There were anecdotes about growing up during the Great Depression — with which we would tease him about by saying, “we know, dad, they cut up your little red wagon for firewood when you were a boy” — that provided a background for the person he became.
And there were stories about growing up around Medford, stories he would bring to life for us when he’d show us around that area and point out how things had changed.
And of course, there were the stories from his time during World War II…stories that are all the more amazing to me for having been lived when he was just 20 years old. Pleasant stories such as:
- Christmastime in 1944, and being so close to a German patrol that he could hear them singing Christmas carols, or…
- Teasing a newly-arrived-at-the-front soldier by saying they used their bayonets regularly. After pausing for effect, Dad and his buddies showed the newbie how the bayonet was the best tool with which to open a can of food
And of course there were the not-so-pleasant stories such as describing the horrors of tree bursts in the Hurtgen Forest and the horrible weather conditions that winter and the horrors he’d seen.
But there were a lot of other stories — incredible stories, to my mind — that maybe some of you haven’t heard. I’d like to share a couple of them with you.
While a student at Dartmouth Dad met poet Robert Frost, who was in residency in Hanover at the time. Dad told Frost that he didn’t particularly care for poetry and when Frost asked why, Dad said it was because he didn’t like professors dictating what a poem meant. Frost asked for an example and Dad cited Frost’s poem “Birches.” Dad said he thought it a wonderful description of a joy he had enjoyed as a poor boy having fun in the woods, but the professor insisted it was about the poet’s latent desire to commit suicide. THAT got Frost’s hackles up and he gruffly told Dad, “Don’t tell me who that was or I’ll kill him.”
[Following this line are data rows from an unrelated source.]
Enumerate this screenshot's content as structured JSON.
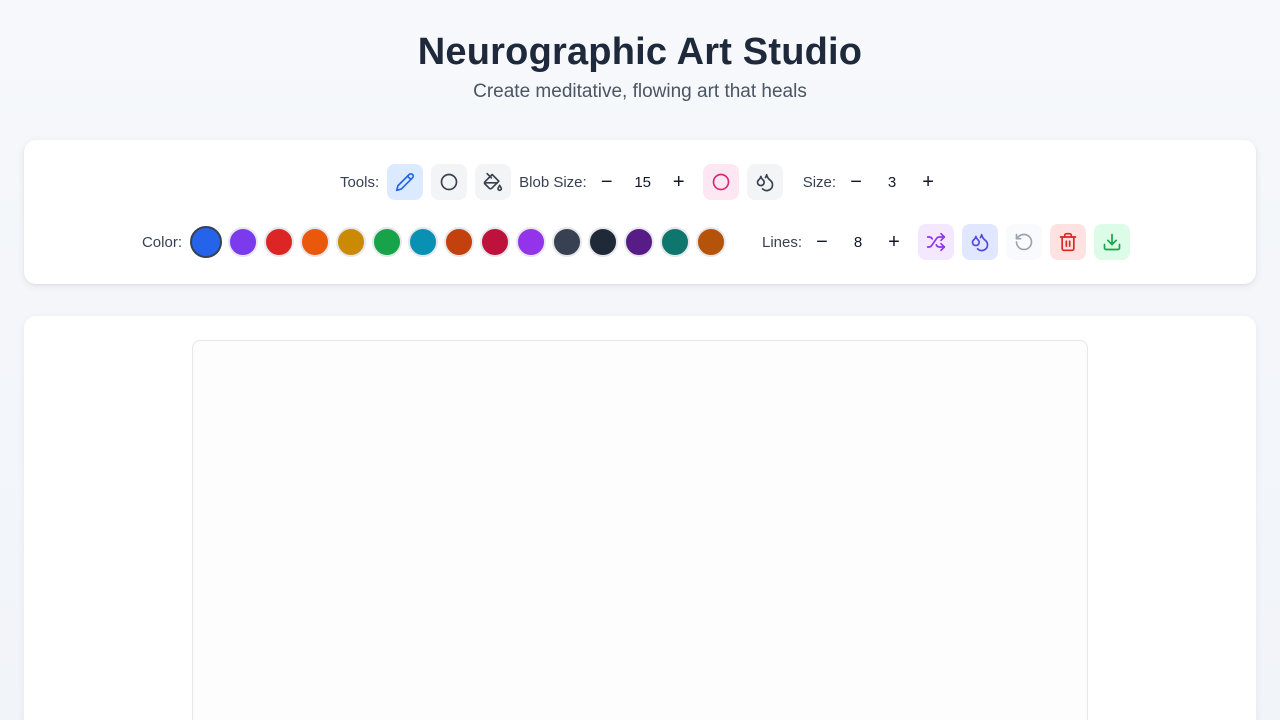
{
  "app": {
    "title": "Neurographic Art Studio",
    "subtitle": "Create meditative, flowing art that heals"
  },
  "toolbar": {
    "tools_label": "Tools:",
    "tools": [
      {
        "name": "pencil",
        "icon": "pencil-icon",
        "active": true
      },
      {
        "name": "circle",
        "icon": "circle-icon",
        "active": false
      },
      {
        "name": "fill",
        "icon": "paint-bucket-icon",
        "active": false
      }
    ],
    "blob_size_label": "Blob Size:",
    "blob_size_value": "15",
    "blob_circle_icon": "circle-icon",
    "blob_drops_icon": "droplets-icon",
    "size_label": "Size:",
    "size_value": "3",
    "minus": "−",
    "plus": "+",
    "color_label": "Color:",
    "colors": [
      "#2563eb",
      "#7c3aed",
      "#dc2626",
      "#ea580c",
      "#ca8a04",
      "#16a34a",
      "#0891b2",
      "#c2410c",
      "#be123c",
      "#9333ea",
      "#374151",
      "#1f2937",
      "#581c87",
      "#0f766e",
      "#b45309"
    ],
    "selected_color": "#2563eb",
    "lines_label": "Lines:",
    "lines_value": "8",
    "actions": [
      {
        "name": "shuffle",
        "icon": "shuffle-icon"
      },
      {
        "name": "droplets",
        "icon": "droplets-icon"
      },
      {
        "name": "undo",
        "icon": "undo-icon"
      },
      {
        "name": "clear",
        "icon": "trash-icon"
      },
      {
        "name": "download",
        "icon": "download-icon"
      }
    ]
  }
}
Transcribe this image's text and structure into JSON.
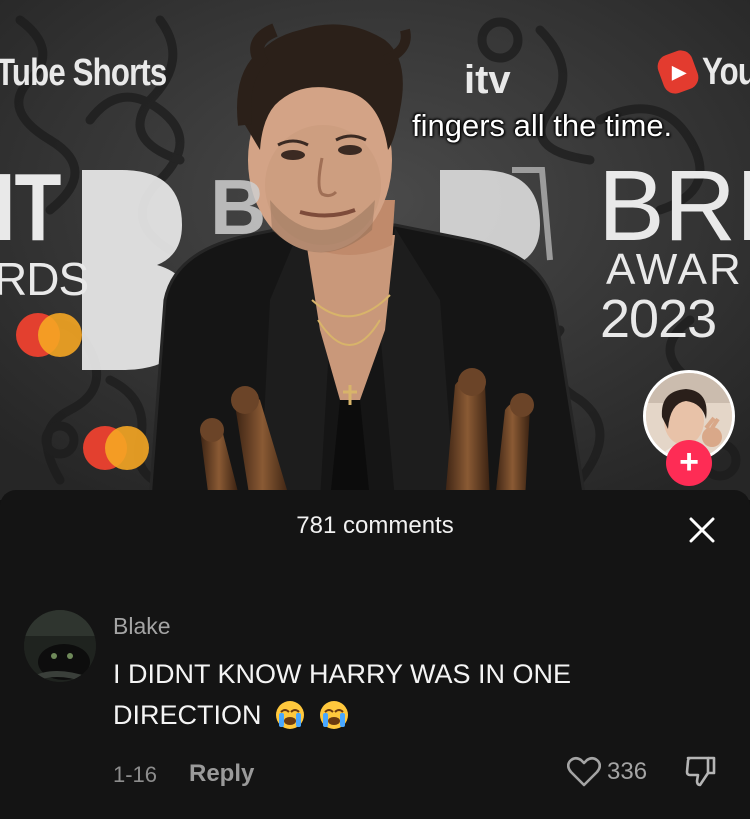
{
  "video": {
    "yt_shorts_left": "Tube Shorts",
    "itv_logo": "itv",
    "yt_right_word": "You",
    "brit_left": "IT",
    "awards_left": "RDS",
    "brit_mid": "B",
    "brit_right": "BRI",
    "awards_right": "AWAR",
    "year_right": "2023",
    "subtitle": "fingers all the time.",
    "follow_label": "+"
  },
  "comments": {
    "title": "781 comments",
    "items": [
      {
        "user": "Blake",
        "text": "I DIDNT KNOW HARRY WAS IN ONE DIRECTION",
        "emojis": [
          "loudly-crying-face",
          "loudly-crying-face"
        ],
        "date": "1-16",
        "reply_label": "Reply",
        "likes": "336"
      }
    ]
  },
  "icons": {
    "close": "close-icon",
    "like": "heart-outline-icon",
    "dislike": "thumbs-down-icon"
  },
  "colors": {
    "panel_bg": "#141414",
    "accent_pink": "#fe2c55",
    "text_primary": "#f4f4f4",
    "text_secondary": "#a4a4a4"
  }
}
When we kids came along, Dad read us the poetry of Robert Frost.
Some of my favorite dad stories were ones he told about meeting Ernest Hemingway, his writerly idol, in Cuba in the 1950s. Dad was there on business and was introduced to Papa at the famous bar in Havana where Hemingway held court. Dad described a specific location where he’d fought in the war, an obscure spot that Hemingway also knew, and the two bonded. Dad ended up hanging out with Hemingway for the rest of his stay in Cuba.
Years later, Dad would pull a Hemingway volume off the shelf some evenings and read us passages from his work.
And then there was a story that prompted a nickname for my father used by several of the boys who played hockey for him:
While coaching the 78th Division hockey team in Germany after the war, Dad was told to show a visiting Russian man how the team trained and played. Dad said he had long discussions with the man, and diagrammed and demonstrated drills and plays the team. That Russian man turned out to be Anatoli Tarasov, the so-called “Father of Russian hockey” who created the Soviet Union’s dominant hockey culture of the second half of the 20th century. So my father at times would say that he could lay claim to being the founder of Russian hockey.
Some of my teammates and I took to calling Dad “The Founder.” It’s a name that stuck so well that one teammate Tim Caddo, who unfortunately couldn’t be here today, brought it up again in an email exchange this week.
There were many other stories Dad lived and told…to me, to my siblings, to you. I would ask that you remember those stories…and live and tell your own amazing stories.